For years, entomology students at UVM would head out with nets to catch nearly anything with wings and six legs. Their specimens, routinely including Rusty-patched Bumblebees, would end up in the UVM insect collection. But by the late 1990s, students were no longer adding Rusty-patched Bumblebees to the collection. The students, by not finding the bumblebee, were unwittingly documenting its disappearance.

Northern Amber Bumblebee

Northern Amber Bumblebee

“It goes from dirt-common to gone,” says McFarland.

Few self-respecting biologists would ignore something that dramatic. VCE has a reputation for citizen-science – recruiting volunteers to contribute to research under the guidance of professional biologists. (Besides the butterfly atlas, VCE will publish an atlas of Vermont’s breeding birds based largely on the observations of 350 volunteer birdwatchers.)

McFarland, with help so far from two dozen volunteers, intends to produce by year’s end a state-of-the-bumblebee report. It will be less sweeping than the bird or butterfly atlases, owing to a shortage of funding, which now comes from two private foundations. “Bees should be sexy,” he says, “but it’s really hard to get money for them.”

Despite having funds for only a pilot project, McFarland says the report will offer landowners, orchardists, conservationists and policy makers a baseline assessment of Vermont’s bumblebees and help guide decisions about future research.

“Bumblebees have been providing pollinating services without much recognition,” says Trish Hanson, forest entomologist with the Vermont Agency of Natural Resources. “The more we know about them, the better we can protect them if possible.”

For the project, good photographs suffice for the proper identification of some bumblebee species. Other bumblebee species must be collected, dispatched and identified by experts in the lab. Project volunteers can be trained in a day or so to collect bees and process them for identification.

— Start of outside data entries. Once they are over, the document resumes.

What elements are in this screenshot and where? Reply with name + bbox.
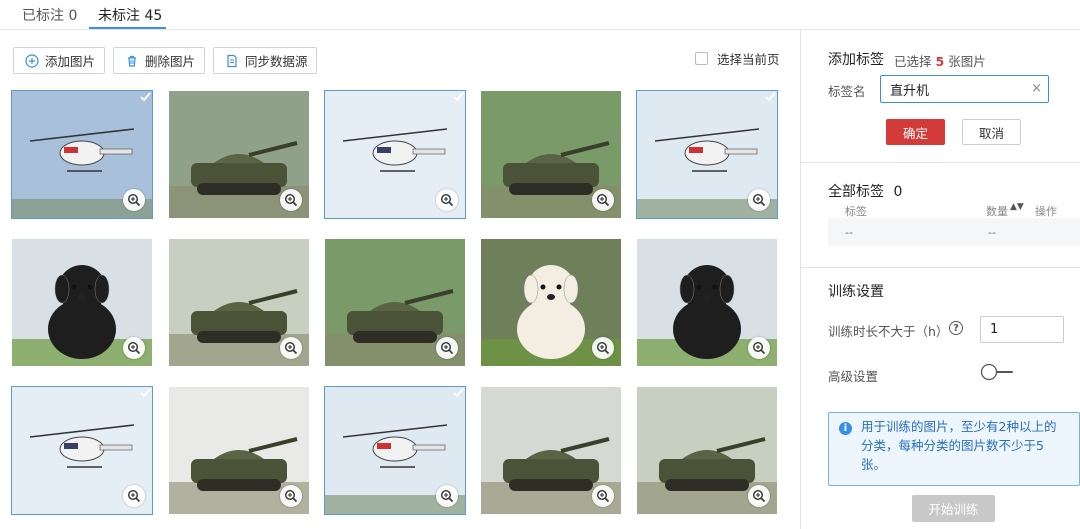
image-card[interactable]	[637, 387, 777, 514]
info-box: i 用于训练的图片，至少有2种以上的 分类，每种分类的图片数不少于5 张。	[828, 412, 1080, 486]
selection-suffix: 张图片	[948, 54, 986, 69]
training-title: 训练设置	[828, 284, 884, 300]
zoom-icon[interactable]	[280, 485, 302, 507]
tag-name-input[interactable]: 直升机 ×	[880, 75, 1049, 103]
tab-labeled[interactable]: 已标注 0	[22, 5, 77, 25]
image-grid	[11, 90, 778, 515]
zoom-icon[interactable]	[592, 337, 614, 359]
add-image-label: 添加图片	[45, 54, 96, 69]
add-tag-title: 添加标签	[828, 52, 884, 68]
help-icon[interactable]: ?	[949, 321, 963, 335]
image-card[interactable]	[481, 91, 621, 218]
tag-name-value: 直升机	[890, 83, 930, 99]
advanced-label: 高级设置	[828, 369, 879, 384]
image-card[interactable]	[324, 386, 466, 515]
zoom-icon[interactable]	[748, 337, 770, 359]
info-icon: i	[839, 422, 852, 435]
row-tag: --	[845, 226, 853, 239]
confirm-button[interactable]: 确定	[886, 119, 945, 145]
select-page-label: 选择当前页	[717, 52, 780, 67]
app: 已标注 0 未标注 45 添加图片 删除图片 同步数据源 选择当前页 添加标签 …	[0, 0, 1080, 529]
image-card[interactable]	[636, 90, 778, 219]
start-training-button[interactable]: 开始训练	[912, 495, 995, 522]
checkmark-icon	[453, 388, 464, 398]
zoom-icon[interactable]	[592, 189, 614, 211]
duration-label: 训练时长不大于（h）	[828, 324, 949, 339]
checkmark-icon	[453, 92, 464, 102]
delete-image-label: 删除图片	[145, 54, 196, 69]
checkmark-icon	[140, 388, 151, 398]
image-card[interactable]	[481, 239, 621, 366]
info-line: 张。	[861, 457, 887, 472]
advanced-toggle[interactable]	[980, 363, 1013, 381]
selection-summary: 已选择 5 张图片	[894, 51, 986, 70]
tag-name-label: 标签名	[828, 84, 866, 99]
image-card[interactable]	[12, 239, 152, 366]
add-circle-icon	[25, 53, 39, 68]
sort-icon[interactable]: ▲▼	[1010, 202, 1024, 212]
info-line: 用于训练的图片，至少有2种以上的	[861, 419, 1057, 434]
duration-value: 1	[990, 322, 999, 337]
image-card[interactable]	[11, 386, 153, 515]
duration-input[interactable]: 1	[980, 316, 1064, 343]
image-card[interactable]	[169, 239, 309, 366]
divider	[801, 267, 1080, 268]
checkmark-icon	[765, 92, 776, 102]
zoom-icon[interactable]	[436, 485, 458, 507]
tab-bar: 已标注 0 未标注 45	[0, 0, 1080, 30]
col-action: 操作	[1035, 205, 1057, 218]
all-tags-count: 0	[893, 184, 903, 200]
zoom-icon[interactable]	[748, 189, 770, 211]
image-card[interactable]	[169, 91, 309, 218]
table-row: -- --	[828, 218, 1080, 246]
select-page-checkbox[interactable]	[695, 52, 708, 65]
info-line: 分类，每种分类的图片数不少于5	[861, 438, 1044, 453]
col-tag: 标签	[845, 205, 867, 218]
sync-datasource-button[interactable]: 同步数据源	[213, 47, 317, 74]
tab-unlabeled[interactable]: 未标注 45	[98, 5, 162, 25]
clear-icon[interactable]: ×	[1031, 81, 1042, 96]
all-tags-title: 全部标签 0	[828, 181, 902, 201]
selection-prefix: 已选择	[894, 54, 932, 69]
select-current-page[interactable]: 选择当前页	[695, 49, 780, 68]
zoom-icon[interactable]	[436, 337, 458, 359]
divider	[801, 162, 1080, 163]
right-panel: 添加标签 已选择 5 张图片 标签名 直升机 × 确定 取消 全部标签 0 标签…	[800, 30, 1080, 529]
delete-image-button[interactable]: 删除图片	[113, 47, 205, 74]
cancel-button[interactable]: 取消	[962, 119, 1021, 145]
selection-count: 5	[935, 54, 945, 69]
zoom-icon[interactable]	[123, 485, 145, 507]
row-count: --	[988, 226, 996, 239]
image-card[interactable]	[325, 239, 465, 366]
active-tab-indicator	[89, 27, 166, 29]
col-count[interactable]: 数量	[986, 203, 1008, 219]
image-card[interactable]	[169, 387, 309, 514]
image-card[interactable]	[11, 90, 153, 219]
zoom-icon[interactable]	[280, 189, 302, 211]
trash-icon	[125, 54, 139, 68]
image-card[interactable]	[481, 387, 621, 514]
add-image-button[interactable]: 添加图片	[13, 47, 105, 74]
sync-datasource-label: 同步数据源	[245, 54, 308, 69]
zoom-icon[interactable]	[436, 189, 458, 211]
image-card[interactable]	[324, 90, 466, 219]
image-card[interactable]	[637, 239, 777, 366]
zoom-icon[interactable]	[280, 337, 302, 359]
zoom-icon[interactable]	[592, 485, 614, 507]
checkmark-icon	[140, 92, 151, 102]
zoom-icon[interactable]	[748, 485, 770, 507]
zoom-icon[interactable]	[123, 337, 145, 359]
zoom-icon[interactable]	[123, 189, 145, 211]
sync-doc-icon	[225, 54, 239, 68]
all-tags-label: 全部标签	[828, 184, 884, 200]
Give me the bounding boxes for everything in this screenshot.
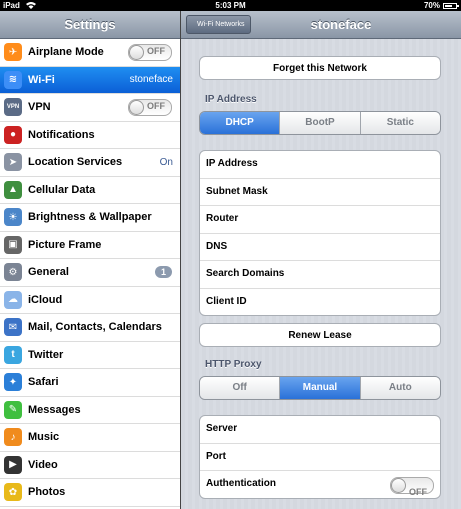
sidebar-item-icloud[interactable]: ☁ iCloud xyxy=(0,287,180,314)
sidebar-item-safari[interactable]: ✦ Safari xyxy=(0,369,180,397)
sidebar-item-label: Messages xyxy=(28,403,81,416)
segment-off[interactable]: Off xyxy=(200,377,281,399)
sidebar-item-label: Music xyxy=(28,431,60,444)
sidebar-item-vpn[interactable]: VPN VPN OFF xyxy=(0,94,180,122)
picture-frame-icon: ▣ xyxy=(4,235,22,254)
music-icon: ♪ xyxy=(4,428,22,447)
ip-address-row[interactable]: IP Address xyxy=(200,151,440,179)
sidebar-item-label: Picture Frame xyxy=(28,238,102,251)
sidebar-item-brightness-wallpaper[interactable]: ☀ Brightness & Wallpaper xyxy=(0,204,180,232)
battery-percent: 70% xyxy=(423,1,440,10)
sidebar-item-label: iCloud xyxy=(28,293,63,306)
update-badge: 1 xyxy=(154,266,172,279)
sidebar-item-picture-frame[interactable]: ▣ Picture Frame xyxy=(0,232,180,259)
sidebar-item-general[interactable]: ⚙ General 1 xyxy=(0,259,180,287)
sidebar-item-messages[interactable]: ✎ Messages xyxy=(0,397,180,424)
status-bar: iPad 5:03 PM 70% xyxy=(0,0,461,11)
toggle-switch[interactable]: OFF xyxy=(128,43,172,61)
port-row[interactable]: Port xyxy=(200,444,440,471)
sidebar-item-label: Brightness & Wallpaper xyxy=(28,211,152,224)
sidebar-item-label: General xyxy=(28,266,69,279)
sidebar-item-label: Cellular Data xyxy=(28,183,96,196)
segment-auto[interactable]: Auto xyxy=(360,377,440,399)
airplane-icon: ✈ xyxy=(4,43,22,62)
authentication-toggle[interactable]: OFF xyxy=(390,477,434,497)
authentication-label: Authentication xyxy=(206,478,276,489)
sidebar-item-mail-contacts-calendars[interactable]: ✉ Mail, Contacts, Calendars xyxy=(0,314,180,342)
detail-nav-bar: Wi-Fi Networks stoneface xyxy=(181,11,461,39)
toggle-knob xyxy=(129,44,144,60)
toggle-text: OFF xyxy=(147,100,165,111)
toggle-knob xyxy=(129,99,144,115)
sidebar-item-label: VPN xyxy=(28,101,51,114)
notifications-icon: ● xyxy=(4,125,22,144)
toggle-text: OFF xyxy=(409,487,427,497)
sidebar-item-label: Notifications xyxy=(28,128,95,141)
twitter-icon: t xyxy=(4,345,22,364)
cloud-icon: ☁ xyxy=(4,290,22,309)
toggle-text: OFF xyxy=(147,45,165,56)
sidebar-item-value: On xyxy=(159,156,173,168)
segment-static[interactable]: Static xyxy=(360,112,440,134)
dns-row[interactable]: DNS xyxy=(200,234,440,261)
segment-bootp[interactable]: BootP xyxy=(280,112,361,134)
wifi-detail-panel: Wi-Fi Networks stoneface Forget this Net… xyxy=(181,11,461,509)
search-domains-row[interactable]: Search Domains xyxy=(200,261,440,289)
cellular-icon: ▲ xyxy=(4,180,22,199)
sidebar-item-label: Twitter xyxy=(28,348,64,361)
brightness-icon: ☀ xyxy=(4,208,22,227)
segment-dhcp[interactable]: DHCP xyxy=(200,112,281,134)
renew-lease-button[interactable]: Renew Lease xyxy=(199,323,441,347)
sidebar-item-label: Safari xyxy=(28,376,59,389)
sidebar-item-label: Video xyxy=(28,458,58,471)
messages-icon: ✎ xyxy=(4,400,22,419)
clock: 5:03 PM xyxy=(215,1,246,10)
forget-network-button[interactable]: Forget this Network xyxy=(199,56,441,80)
sidebar-item-label: Airplane Mode xyxy=(28,46,104,59)
authentication-row: Authentication OFF xyxy=(200,471,440,498)
sidebar-item-location-services[interactable]: ➤ Location Services On xyxy=(0,149,180,177)
sidebar-item-wi-fi[interactable]: ≋ Wi-Fi stoneface xyxy=(0,66,180,94)
gear-icon: ⚙ xyxy=(4,263,22,282)
sidebar-title: Settings xyxy=(0,11,180,39)
mail-icon: ✉ xyxy=(4,318,22,337)
subnet-mask-row[interactable]: Subnet Mask xyxy=(200,179,440,206)
http-proxy-section-label: HTTP Proxy xyxy=(205,359,262,370)
compass-icon: ✦ xyxy=(4,373,22,392)
sidebar-item-label: Wi-Fi xyxy=(28,73,55,86)
toggle-knob xyxy=(391,478,406,493)
wifi-icon: ≋ xyxy=(4,70,22,89)
sidebar-item-cellular-data[interactable]: ▲ Cellular Data xyxy=(0,177,180,204)
sidebar-item-notifications[interactable]: ● Notifications xyxy=(0,122,180,149)
sidebar-item-music[interactable]: ♪ Music xyxy=(0,424,180,452)
settings-list: ✈ Airplane Mode OFF ≋ Wi-Fi stoneface VPN VPN OF… xyxy=(0,39,180,509)
client-id-row[interactable]: Client ID xyxy=(200,289,440,316)
toggle-switch[interactable]: OFF xyxy=(128,98,172,116)
sidebar-item-airplane-mode[interactable]: ✈ Airplane Mode OFF xyxy=(0,39,180,67)
video-icon: ▶ xyxy=(4,455,22,474)
settings-sidebar: Settings ✈ Airplane Mode OFF ≋ Wi-Fi stonefac… xyxy=(0,11,181,509)
proxy-details-group: Server Port Authentication OFF xyxy=(199,415,441,499)
sidebar-item-value: stoneface xyxy=(129,74,173,86)
vpn-icon: VPN xyxy=(4,98,22,117)
ip-mode-segmented-control: DHCP BootP Static xyxy=(199,111,441,135)
page-title: stoneface xyxy=(310,17,372,32)
sidebar-item-video[interactable]: ▶ Video xyxy=(0,452,180,479)
sidebar-item-twitter[interactable]: t Twitter xyxy=(0,342,180,369)
sidebar-item-label: Location Services xyxy=(28,156,123,169)
router-row[interactable]: Router xyxy=(200,206,440,234)
sidebar-item-label: Photos xyxy=(28,486,66,499)
ip-address-section-label: IP Address xyxy=(205,94,257,105)
ip-details-group: IP Address Subnet Mask Router DNS Search… xyxy=(199,150,441,316)
sidebar-item-photos[interactable]: ✿ Photos xyxy=(0,479,180,507)
proxy-mode-segmented-control: Off Manual Auto xyxy=(199,376,441,400)
sunflower-icon: ✿ xyxy=(4,483,22,502)
server-row[interactable]: Server xyxy=(200,416,440,444)
segment-manual[interactable]: Manual xyxy=(280,377,361,399)
battery-icon xyxy=(443,2,459,9)
location-icon: ➤ xyxy=(4,153,22,172)
sidebar-item-label: Mail, Contacts, Calendars xyxy=(28,321,162,334)
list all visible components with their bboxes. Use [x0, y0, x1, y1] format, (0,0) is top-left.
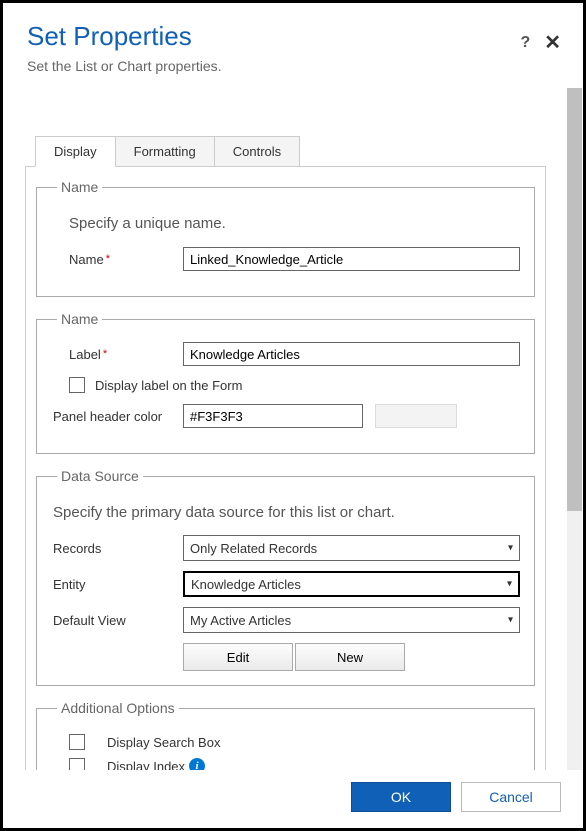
content-area: Display Formatting Controls Name Specify… — [3, 88, 583, 770]
label-input[interactable] — [183, 342, 520, 366]
dialog-header: Set Properties Set the List or Chart pro… — [3, 3, 583, 88]
ok-button[interactable]: OK — [351, 782, 451, 812]
dialog-title: Set Properties — [27, 21, 559, 52]
records-label: Records — [51, 541, 183, 556]
chevron-down-icon: ▾ — [508, 543, 513, 554]
group-additional-legend: Additional Options — [57, 700, 179, 716]
default-view-select[interactable]: My Active Articles ▾ — [183, 607, 520, 633]
group-name-legend: Name — [57, 179, 102, 195]
name-label: Name* — [51, 252, 183, 267]
group-data-source: Data Source Specify the primary data sou… — [36, 468, 535, 686]
records-select[interactable]: Only Related Records ▾ — [183, 535, 520, 561]
dialog-footer: OK Cancel — [3, 770, 583, 828]
edit-button[interactable]: Edit — [183, 643, 293, 671]
color-swatch[interactable] — [375, 404, 457, 428]
dialog-subtitle: Set the List or Chart properties. — [27, 58, 559, 74]
chevron-down-icon: ▾ — [508, 615, 513, 626]
tab-formatting[interactable]: Formatting — [115, 136, 215, 167]
group-additional-options: Additional Options Display Search Box Di… — [36, 700, 535, 770]
group-name-hint: Specify a unique name. — [69, 215, 520, 232]
group-name: Name Specify a unique name. Name* — [36, 179, 535, 297]
group-label-legend: Name — [57, 311, 102, 327]
required-asterisk: * — [106, 253, 110, 265]
scrollbar-thumb[interactable] — [567, 88, 582, 511]
tab-panel-display: Name Specify a unique name. Name* Name L… — [25, 166, 546, 770]
name-input[interactable] — [183, 247, 520, 271]
chevron-down-icon: ▾ — [507, 579, 512, 590]
tab-strip: Display Formatting Controls — [35, 136, 561, 167]
dialog-window: Set Properties Set the List or Chart pro… — [0, 0, 586, 831]
display-index-label: Display Index — [107, 759, 185, 771]
data-source-hint: Specify the primary data source for this… — [53, 504, 520, 521]
tab-controls[interactable]: Controls — [214, 136, 300, 167]
help-icon[interactable]: ? — [520, 34, 530, 52]
label-label: Label* — [51, 347, 183, 362]
default-view-label: Default View — [51, 613, 183, 628]
required-asterisk: * — [103, 348, 107, 360]
display-search-box-checkbox[interactable] — [69, 734, 85, 750]
group-data-source-legend: Data Source — [57, 468, 143, 484]
display-label-text: Display label on the Form — [95, 378, 242, 393]
group-label: Name Label* Display label on the Form Pa… — [36, 311, 535, 454]
info-icon[interactable]: i — [189, 758, 205, 770]
display-label-checkbox[interactable] — [69, 377, 85, 393]
cancel-button[interactable]: Cancel — [461, 782, 561, 812]
entity-select[interactable]: Knowledge Articles ▾ — [183, 571, 520, 597]
display-search-box-label: Display Search Box — [107, 735, 220, 750]
close-icon[interactable]: ✕ — [544, 33, 561, 53]
entity-label: Entity — [51, 577, 183, 592]
new-button[interactable]: New — [295, 643, 405, 671]
panel-header-color-input[interactable] — [183, 404, 363, 428]
tab-display[interactable]: Display — [35, 136, 116, 167]
header-icons: ? ✕ — [520, 33, 561, 53]
display-index-checkbox[interactable] — [69, 758, 85, 770]
panel-header-color-label: Panel header color — [51, 409, 183, 424]
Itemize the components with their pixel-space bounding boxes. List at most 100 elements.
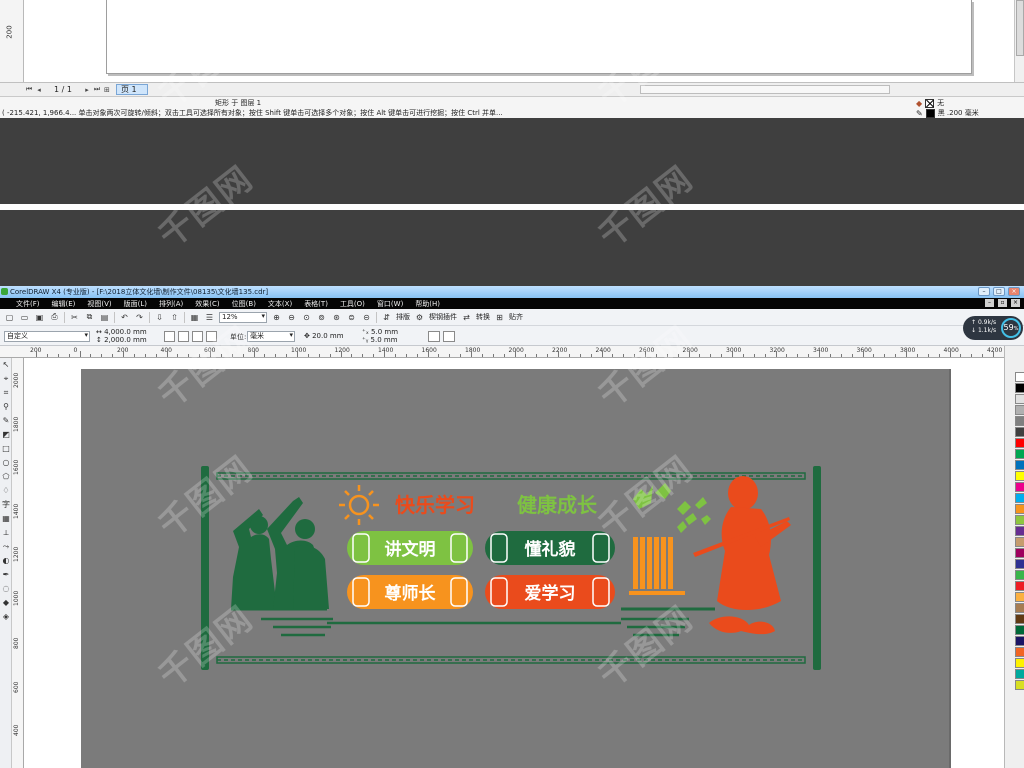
snap-label[interactable]: 贴齐 xyxy=(509,312,523,322)
dup-x-input[interactable]: 5.0 mm xyxy=(371,328,398,336)
last-page-icon[interactable]: ⏭ xyxy=(92,85,102,94)
plugin-label[interactable]: 楔钢插件 xyxy=(429,312,457,322)
text-tool-icon[interactable]: 字 xyxy=(0,498,12,512)
maximize-button[interactable]: □ xyxy=(993,287,1005,296)
rectangle-tool-icon[interactable]: □ xyxy=(0,442,12,456)
table-tool-icon[interactable]: ▦ xyxy=(0,512,12,526)
zoom-level-select[interactable]: 12% xyxy=(219,311,267,323)
app-launcher-icon[interactable]: ▦ xyxy=(189,312,200,323)
export-icon[interactable]: ⇧ xyxy=(169,312,180,323)
crop-tool-icon[interactable]: ⌗ xyxy=(0,386,12,400)
menu-effects[interactable]: 效果(C) xyxy=(195,299,219,309)
palette-swatch[interactable] xyxy=(1015,493,1024,503)
typeset-label[interactable]: 排版 xyxy=(396,312,410,322)
palette-swatch[interactable] xyxy=(1015,471,1024,481)
redo-icon[interactable]: ↷ xyxy=(134,312,145,323)
ellipse-tool-icon[interactable]: ○ xyxy=(0,456,12,470)
palette-swatch[interactable] xyxy=(1015,592,1024,602)
add-page-icon[interactable]: ⊞ xyxy=(102,86,112,94)
first-page-icon[interactable]: ⏮ xyxy=(24,85,34,94)
menu-view[interactable]: 视图(V) xyxy=(87,299,111,309)
nudge-input[interactable]: 20.0 mm xyxy=(312,332,343,340)
page-width-input[interactable]: 4,000.0 mm xyxy=(104,328,147,336)
palette-swatch[interactable] xyxy=(1015,559,1024,569)
outline-tool-icon[interactable]: ◌ xyxy=(0,582,12,596)
palette-swatch[interactable] xyxy=(1015,669,1024,679)
fill-indicator[interactable]: ◆ 无 xyxy=(916,98,944,108)
zoom-in-icon[interactable]: ⊕ xyxy=(271,312,282,323)
smart-fill-icon[interactable]: ◩ xyxy=(0,428,12,442)
next-page-icon[interactable]: ▸ xyxy=(82,86,92,94)
welcome-icon[interactable]: ☰ xyxy=(204,312,215,323)
menu-layout[interactable]: 版面(L) xyxy=(124,299,147,309)
basic-shapes-icon[interactable]: ♢ xyxy=(0,484,12,498)
palette-swatch[interactable] xyxy=(1015,625,1024,635)
menu-bitmaps[interactable]: 位图(B) xyxy=(232,299,256,309)
snap-icon[interactable]: ⊞ xyxy=(494,312,505,323)
pick-tool-icon[interactable]: ↖ xyxy=(0,358,12,372)
zoom-out-icon[interactable]: ⊖ xyxy=(286,312,297,323)
dup-y-input[interactable]: 5.0 mm xyxy=(371,336,398,344)
palette-swatch[interactable] xyxy=(1015,570,1024,580)
scrollbar-thumb[interactable] xyxy=(1016,0,1024,56)
palette-swatch[interactable] xyxy=(1015,438,1024,448)
menu-file[interactable]: 文件(F) xyxy=(16,299,40,309)
palette-swatch[interactable] xyxy=(1015,482,1024,492)
menu-edit[interactable]: 编辑(E) xyxy=(52,299,76,309)
paste-icon[interactable]: ▤ xyxy=(99,312,110,323)
page-preset-select[interactable]: 自定义 xyxy=(4,331,90,342)
convert-icon[interactable]: ⇄ xyxy=(461,312,472,323)
portrait-button[interactable] xyxy=(164,331,175,342)
prev-page-icon[interactable]: ◂ xyxy=(34,86,44,94)
palette-swatch[interactable] xyxy=(1015,416,1024,426)
doc-minimize-button[interactable]: – xyxy=(985,299,994,307)
palette-swatch[interactable] xyxy=(1015,515,1024,525)
menu-help[interactable]: 帮助(H) xyxy=(415,299,440,309)
menu-tools[interactable]: 工具(O) xyxy=(340,299,365,309)
import-icon[interactable]: ⇩ xyxy=(154,312,165,323)
palette-swatch[interactable] xyxy=(1015,526,1024,536)
eyedropper-icon[interactable]: ✒ xyxy=(0,568,12,582)
palette-swatch[interactable] xyxy=(1015,460,1024,470)
minimize-button[interactable]: – xyxy=(978,287,990,296)
current-page-button[interactable] xyxy=(206,331,217,342)
unit-select[interactable]: 毫米 xyxy=(247,331,295,342)
menu-window[interactable]: 窗口(W) xyxy=(377,299,403,309)
close-button[interactable]: × xyxy=(1008,287,1020,296)
nudge-distance[interactable]: ✥ 20.0 mm xyxy=(304,332,344,340)
page-height-input[interactable]: 2,000.0 mm xyxy=(104,336,147,344)
zoom-page-icon[interactable]: ⊛ xyxy=(331,312,342,323)
palette-swatch[interactable] xyxy=(1015,658,1024,668)
palette-swatch[interactable] xyxy=(1015,394,1024,404)
convert-label[interactable]: 转换 xyxy=(476,312,490,322)
undo-icon[interactable]: ↶ xyxy=(119,312,130,323)
palette-swatch[interactable] xyxy=(1015,614,1024,624)
open-icon[interactable]: ▭ xyxy=(19,312,30,323)
zoom-selected-icon[interactable]: ⊙ xyxy=(301,312,312,323)
blend-tool-icon[interactable]: ◐ xyxy=(0,554,12,568)
palette-swatch[interactable] xyxy=(1015,383,1024,393)
dimension-tool-icon[interactable]: ⟂ xyxy=(0,526,12,540)
horizontal-scrollbar[interactable] xyxy=(640,85,890,94)
landscape-button[interactable] xyxy=(178,331,189,342)
treat-as-filled-button[interactable] xyxy=(428,331,440,342)
zoom-width-icon[interactable]: ⊜ xyxy=(346,312,357,323)
menu-table[interactable]: 表格(T) xyxy=(304,299,328,309)
plugin-icon[interactable]: ⚙ xyxy=(414,312,425,323)
connector-tool-icon[interactable]: ⤳ xyxy=(0,540,12,554)
palette-swatch[interactable] xyxy=(1015,372,1024,382)
save-icon[interactable]: ▣ xyxy=(34,312,45,323)
copy-icon[interactable]: ⧉ xyxy=(84,312,95,323)
palette-swatch[interactable] xyxy=(1015,647,1024,657)
print-icon[interactable]: ⎙ xyxy=(49,312,60,323)
palette-swatch[interactable] xyxy=(1015,603,1024,613)
doc-close-button[interactable]: × xyxy=(1011,299,1020,307)
freehand-tool-icon[interactable]: ✎ xyxy=(0,414,12,428)
zoom-tool-icon[interactable]: ⚲ xyxy=(0,400,12,414)
palette-swatch[interactable] xyxy=(1015,581,1024,591)
zoom-all-icon[interactable]: ⊚ xyxy=(316,312,327,323)
typeset-icon[interactable]: ⇵ xyxy=(381,312,392,323)
interactive-fill-icon[interactable]: ◈ xyxy=(0,610,12,624)
draw-options-button[interactable] xyxy=(443,331,455,342)
doc-restore-button[interactable]: ▫ xyxy=(998,299,1007,307)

The project deserves praise because it is involving non-scientists in something as esoteric as insect conservation, Richardson says, and puts bumblebee threats into public discourse. The baseline bee population data will be invaluable for biologists working to understand bumblebee populations over time.

“That’s an urgent need everywhere for bees because things are changing so fast for them,” he says.

The Rusty-patched Bumblebee has declined across its range. One hypothesis is that it fell victim to an imported pathogen. Bumblebees are great pollinators of tomatoes. With more American tomatoes being grown in hothouses, European bee breeders obtained two American bumblebee species and reared colonies that were later shipped back to the US for use in the commercial pollination of tomatoes. Those returning bees, according to biologists, may have acquired a European disease to which American bees are defenseless.

McFarland dreams of finding disease-resistant Rusty-patched Bumblebees here in Vermont that could help in the restoration of the species, in the same way the American Chestnut Foundation (with an office in South Burlington) is working to restore trees resistant to chestnut blight.

But McFarland doesn’t want to stop with bumblebees. He points out that Vermont is home to about 270 different bee species, many of which warrant more attention. From there, McFarland’s only problem is that he’ll never run out of flying animals.

“Frankly, the world has been beaten up – any group that we look at, we’re going to find something wrong, something going on,” McFarland explains. “I don’t know. Maybe except cockroaches? Maybe not. There are probably strange cockroaches that deserve our attention.”